This 'intelligent data' provides insights that help companies make more reliable cash flow predictions and manage their working capital more predictably and effectively.
FREMONT, CA: Businesses need cash flow for inventory, labor, product enhancements, and shipping. Customers' orders, credit approvals, invoicing, receipts, and collections must all be managed efficiently. The Order-To-Cash (O2C) period is a crucial mechanism that impacts a variety of financial and customer-related activities. In addition to using conventional process management tools like Six Sigma or Lean to improve their O2C processes, businesses may use Artificial Intelligence (AI) and advanced real-time analytics to improve their operations and financial outcomes.
Collections, conflicts, and cash flow are the most important O2C issues that businesses face. Organizations should consider the following intelligent finance techniques to increase their O2C cycle, pace payments, and ensure continuity.
Optimize the Collections by Knowing Who to Aim and When to Do So
Enhancing collections by more reliably projecting whether and when consumers can pay helps companies shorten the time it takes to finance inventory or receivables and accelerate the O2C cycle. By learning payment trends based on historical payment data and other variables, machine learning may classify the main drivers of late or unpaid invoices (such as seasonal impacts, specific products, or salespeople associated with payment issues).
Accounts receivable departments will more efficiently target accounts that pose the greatest danger by using pattern detection and predictive characteristics and prioritizing follow-up accordingly. Collections teams can increase cash flow, minimize unpaid invoices, and reduce bad debt expenses by using more reliable predictors.

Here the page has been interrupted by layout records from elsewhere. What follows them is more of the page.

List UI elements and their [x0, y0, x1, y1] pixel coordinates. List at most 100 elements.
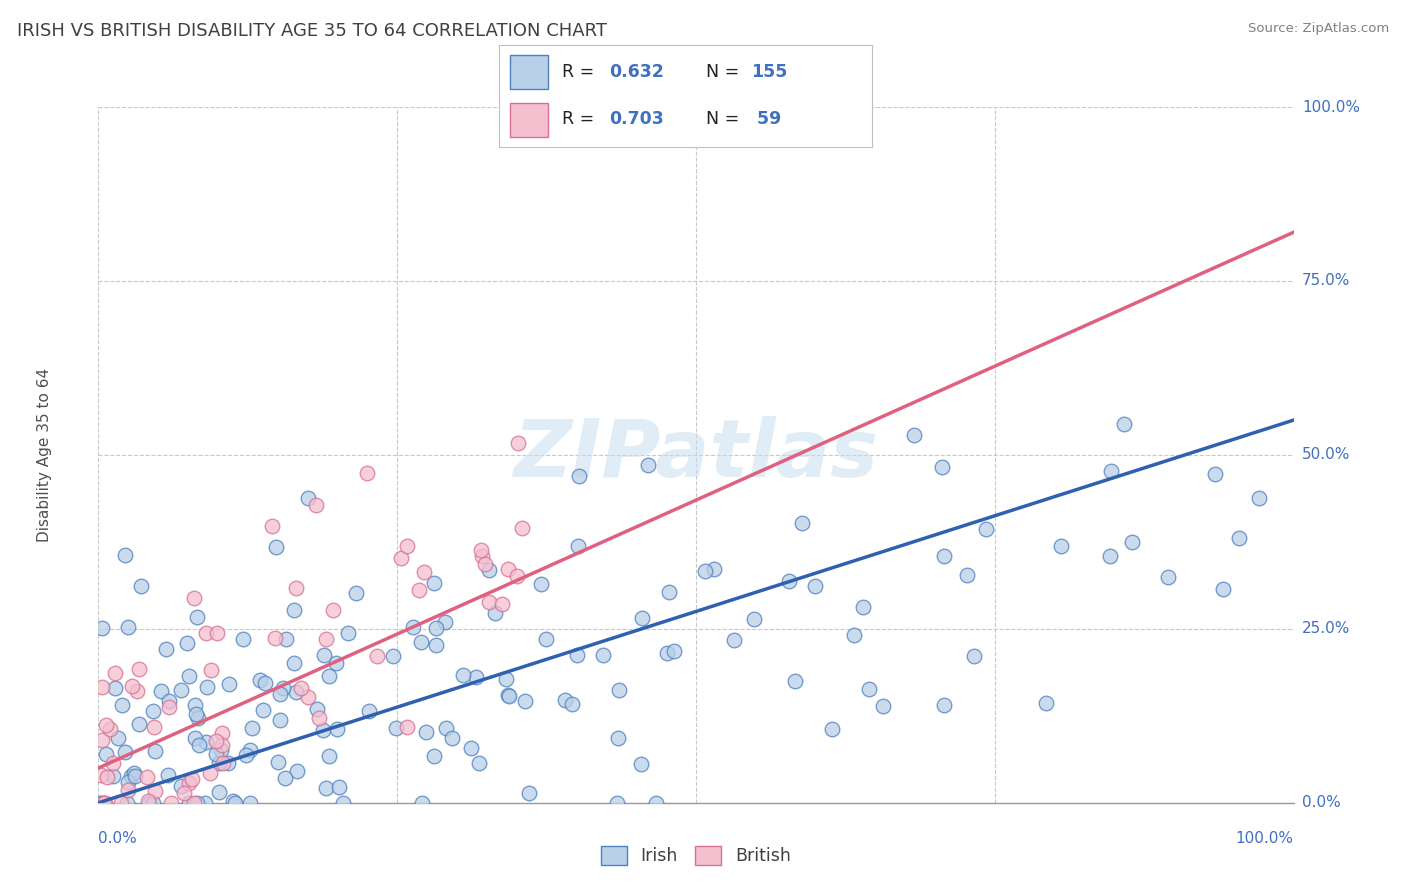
Point	[269, 713, 291, 727]
Point	[408, 583, 430, 598]
Point	[468, 756, 491, 770]
Point	[723, 633, 745, 648]
Point	[956, 568, 979, 582]
Point	[94, 747, 117, 761]
Point	[103, 681, 125, 695]
Point	[269, 687, 291, 701]
Point	[94, 796, 117, 810]
Point	[177, 796, 200, 810]
Point	[1247, 491, 1270, 506]
Point	[274, 771, 297, 785]
Point	[157, 694, 180, 708]
Point	[218, 676, 240, 690]
Point	[179, 775, 201, 789]
Point	[505, 569, 527, 583]
Point	[195, 680, 218, 694]
Point	[631, 610, 654, 624]
Point	[101, 769, 124, 783]
Text: IRISH VS BRITISH DISABILITY AGE 35 TO 64 CORRELATION CHART: IRISH VS BRITISH DISABILITY AGE 35 TO 64…	[17, 22, 607, 40]
Point	[1204, 467, 1226, 481]
Point	[328, 780, 350, 794]
Point	[222, 794, 245, 808]
Point	[423, 749, 446, 764]
Point	[315, 780, 337, 795]
Point	[415, 724, 437, 739]
Point	[194, 735, 217, 749]
Point	[484, 606, 506, 620]
Point	[821, 723, 844, 737]
Point	[413, 565, 436, 579]
Point	[235, 747, 257, 762]
Point	[125, 683, 148, 698]
Point	[252, 703, 274, 717]
Point	[366, 649, 388, 664]
Point	[325, 656, 347, 670]
Point	[344, 586, 367, 600]
Point	[655, 646, 678, 660]
Point	[506, 436, 529, 450]
Point	[314, 648, 336, 662]
Point	[157, 699, 180, 714]
Point	[534, 632, 557, 647]
Point	[187, 711, 209, 725]
Point	[474, 557, 496, 571]
Text: 0.0%: 0.0%	[98, 830, 138, 846]
Point	[239, 743, 262, 757]
Point	[91, 621, 114, 635]
Point	[263, 631, 285, 645]
Point	[128, 716, 150, 731]
Point	[478, 563, 501, 577]
Point	[645, 796, 668, 810]
Point	[1121, 535, 1143, 549]
Point	[395, 539, 418, 553]
Point	[89, 796, 111, 810]
Point	[208, 785, 231, 799]
Point	[402, 620, 425, 634]
Point	[498, 689, 520, 703]
Point	[693, 564, 716, 578]
Point	[186, 706, 208, 721]
Point	[195, 625, 218, 640]
Text: 59: 59	[751, 110, 780, 128]
Point	[305, 499, 328, 513]
Point	[91, 732, 114, 747]
Point	[325, 723, 347, 737]
Point	[155, 641, 177, 656]
Point	[176, 635, 198, 649]
Point	[240, 721, 263, 735]
Point	[606, 731, 628, 746]
Point	[554, 693, 576, 707]
Point	[305, 702, 328, 716]
Point	[111, 698, 134, 713]
Point	[332, 796, 354, 810]
Point	[411, 796, 433, 810]
Point	[186, 796, 208, 810]
Text: 75.0%: 75.0%	[1302, 274, 1350, 288]
Text: 50.0%: 50.0%	[1302, 448, 1350, 462]
Point	[460, 741, 482, 756]
Point	[117, 620, 139, 634]
Point	[177, 669, 200, 683]
Point	[212, 756, 235, 771]
Point	[184, 731, 207, 745]
Point	[193, 796, 215, 810]
Point	[136, 794, 159, 808]
Point	[138, 796, 160, 810]
Text: 100.0%: 100.0%	[1236, 830, 1294, 846]
Point	[425, 621, 447, 635]
Text: N =: N =	[706, 110, 745, 128]
Point	[183, 591, 205, 606]
Point	[122, 766, 145, 780]
Point	[411, 635, 433, 649]
Point	[308, 711, 330, 725]
Point	[96, 770, 118, 784]
Point	[211, 738, 233, 752]
Point	[173, 785, 195, 799]
Point	[356, 466, 378, 480]
Point	[117, 775, 139, 789]
Point	[114, 745, 136, 759]
Point	[592, 648, 614, 662]
Point	[510, 521, 533, 535]
Point	[803, 579, 825, 593]
Point	[441, 731, 464, 745]
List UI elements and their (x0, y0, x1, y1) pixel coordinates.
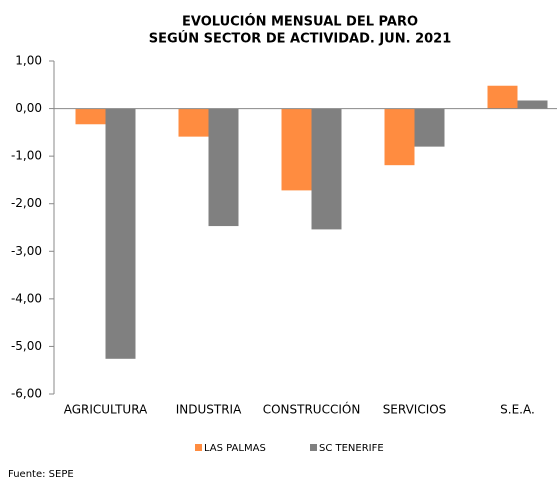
x-tick-label: AGRICULTURA (64, 403, 148, 417)
bar (414, 108, 445, 147)
bar (178, 108, 209, 137)
bar (517, 100, 548, 109)
chart-title: SEGÚN SECTOR DE ACTIVIDAD. JUN. 2021 (149, 31, 452, 47)
y-tick-label: -5,00 (11, 339, 42, 353)
bar (384, 108, 415, 166)
bar (105, 108, 136, 359)
x-tick-label: S.E.A. (500, 403, 535, 417)
y-tick-label: -1,00 (11, 149, 42, 163)
bar (281, 108, 312, 191)
bar (208, 108, 239, 227)
y-tick-label: 0,00 (15, 101, 42, 115)
bar (487, 85, 518, 109)
y-tick-label: -6,00 (11, 387, 42, 401)
legend-label: SC TENERIFE (319, 443, 384, 454)
y-tick-label: -2,00 (11, 196, 42, 210)
legend-label: LAS PALMAS (204, 443, 266, 454)
x-tick-label: SERVICIOS (383, 403, 447, 417)
legend-swatch (310, 444, 317, 451)
y-tick-label: -4,00 (11, 291, 42, 305)
bar (311, 108, 342, 230)
source: Fuente: SEPE (8, 469, 74, 477)
x-tick-label: CONSTRUCCIÓN (263, 402, 361, 417)
legend-swatch (195, 444, 202, 451)
y-tick-label: -3,00 (11, 244, 42, 258)
chart-title: EVOLUCIÓN MENSUAL DEL PARO (182, 14, 418, 30)
y-tick-label: 1,00 (15, 54, 42, 68)
bar (75, 108, 106, 125)
x-tick-label: INDUSTRIA (176, 403, 242, 417)
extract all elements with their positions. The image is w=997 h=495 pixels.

Cash Flow Forecasting: Intelligent Data Hastens Working Capital Management
Cash is king in the corporate world, so finance departments must constantly create cash flow forecasts to assess and handle working capital needs. When operating in a steady-state, traditional forecasting models such as year-over-year patterns, sequential rolling forecasts, and seasonality can be sufficient. On the other hand, traditional forecasting methods are unlikely to achieve the desired level of precision for more competitive companies, such as those undergoing rapid growth or introducing new products. Furthermore, macroeconomic pressures can often cause nearly all businesses to reconsider how they forecast cash flow; the COVID-19 pandemic is a good example.
Companies may use accurate receivables and payables data to detect evolving cash flow trends using a machine learning approach to forecasting. This 'intelligent data' provides insights that help companies make more reliable cash flow predictions and manage their working capital more predictably and effectively.